Slavery, the bottom line: An interview with Siddharth Kara
In an interview with The Boston Globe, Siddharth Kara, author of Sex Trafficking: Inside the Business of Modern Slavery, explains why understanding sex trafficking as an economic issue is crucial to its eradication.
Whereas a leading industry like Google has a profit margin of 30 percent, modern sex trafficking has one of 70 percent. Like any other business, Kara argues, sex trafficking succeeds by minimizing or eliminating labor costs. Kara elaborates on the business model of slavery:
The business model contains three essential steps: acquisition, movement, and exploitation. Sex trafficking is probably the most profitable form of slavery the world has ever seen, in that you can acquire or transport someone for a few hundred dollars, maybe a couple thousand dollars, and generate tens of thousands, if not hundreds of thousands….That’s the essential functioning and logic of the business model: low cost and risk to transport the slave, and immense profitability on the exploitation side.
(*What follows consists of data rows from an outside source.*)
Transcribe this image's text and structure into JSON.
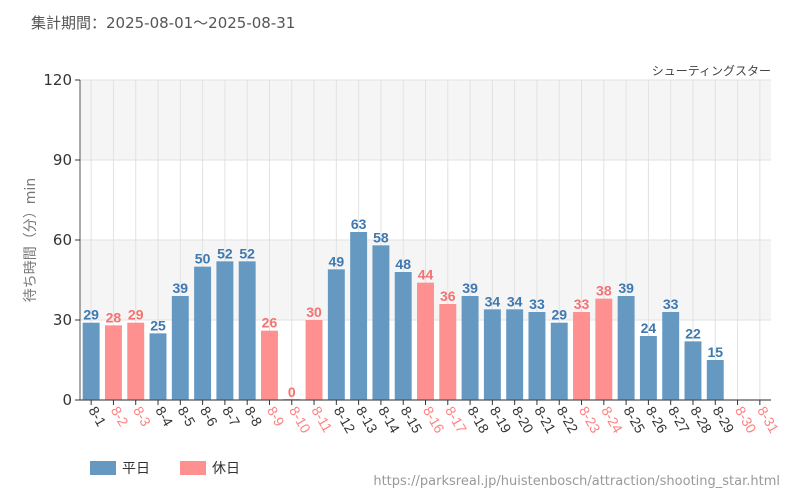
{
  "header": {
    "period": "集計期間：2025-08-01～2025-08-31",
    "attraction": "シューティングスター"
  },
  "footer": {
    "url": "https://parksreal.jp/huistenbosch/attraction/shooting_star.html"
  },
  "colors": {
    "weekday": "#6699c2",
    "holiday": "#ff9090",
    "weekday_label": "#3d78b0",
    "holiday_label": "#f47272",
    "weekday_tick": "#333333",
    "holiday_tick": "#ff8080"
  },
  "chart_data": {
    "type": "bar",
    "title": "",
    "xlabel": "",
    "ylabel": "待ち時間（分）min",
    "ylim": [
      0,
      120
    ],
    "yticks": [
      0,
      30,
      60,
      90,
      120
    ],
    "grid": true,
    "legend_position": "bottom-left",
    "legend": [
      {
        "name": "平日",
        "key": "weekday"
      },
      {
        "name": "休日",
        "key": "holiday"
      }
    ],
    "categories": [
      "8-1",
      "8-2",
      "8-3",
      "8-4",
      "8-5",
      "8-6",
      "8-7",
      "8-8",
      "8-9",
      "8-10",
      "8-11",
      "8-12",
      "8-13",
      "8-14",
      "8-15",
      "8-16",
      "8-17",
      "8-18",
      "8-19",
      "8-20",
      "8-21",
      "8-22",
      "8-23",
      "8-24",
      "8-25",
      "8-26",
      "8-27",
      "8-28",
      "8-29",
      "8-30",
      "8-31"
    ],
    "values": [
      29,
      28,
      29,
      25,
      39,
      50,
      52,
      52,
      26,
      0,
      30,
      49,
      63,
      58,
      48,
      44,
      36,
      39,
      34,
      34,
      33,
      29,
      33,
      38,
      39,
      24,
      33,
      22,
      15,
      null,
      null
    ],
    "day_type": [
      "weekday",
      "holiday",
      "holiday",
      "weekday",
      "weekday",
      "weekday",
      "weekday",
      "weekday",
      "holiday",
      "holiday",
      "holiday",
      "weekday",
      "weekday",
      "weekday",
      "weekday",
      "holiday",
      "holiday",
      "weekday",
      "weekday",
      "weekday",
      "weekday",
      "weekday",
      "holiday",
      "holiday",
      "weekday",
      "weekday",
      "weekday",
      "weekday",
      "weekday",
      "holiday",
      "holiday"
    ]
  }
}
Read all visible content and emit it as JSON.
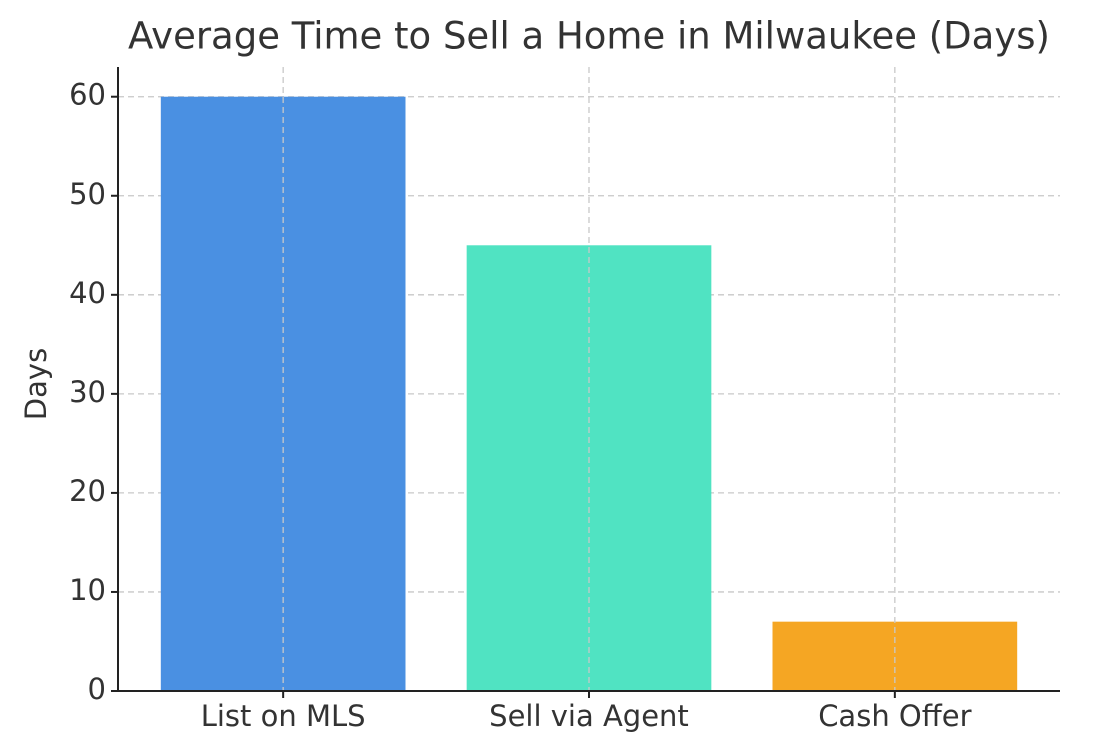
{
  "chart_data": {
    "type": "bar",
    "title": "Average Time to Sell a Home in Milwaukee (Days)",
    "y_label": "Days",
    "categories": [
      "List on MLS",
      "Sell via Agent",
      "Cash Offer"
    ],
    "values": [
      60,
      45,
      7
    ],
    "colors": [
      "#4a90e2",
      "#50e3c2",
      "#f5a623"
    ],
    "ylim": [
      0,
      63
    ],
    "yticks": [
      0,
      10,
      20,
      30,
      40,
      50,
      60
    ],
    "grid": true
  }
}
So how to end slavery. Kara suggests that tougher penalties for traffickers and a more efficient justice system is essential. Presently, traffickers see little risk and therefore prices are relatively low but by creating greater risk and driving prices up, the demand will decrease. Kara explains:
Depending on which country you’re in, it takes 1.5 to 2 hours of work at that country’s per capita income to purchase 1 hour of sex from a sex slave. So you ask yourself, How many males will trade in 1.5 hours of salary to purchase sex? A huge number. If we were to revert back to where prices were a decade ago, by putting more cost and risk into the system…you [would] see a massive decrease in demand, because you’ve priced out of the market those low-wage consumers — like day laborers, taxi drivers, and tuk tuk drivers — who are now in the market.
Ultimately, Kara believes that employing measures to eradicate sex trafficking should cost no more $400 million. Kara is further encouraged by economists, human rights activists, and others who are currently focusing more attention on the issue.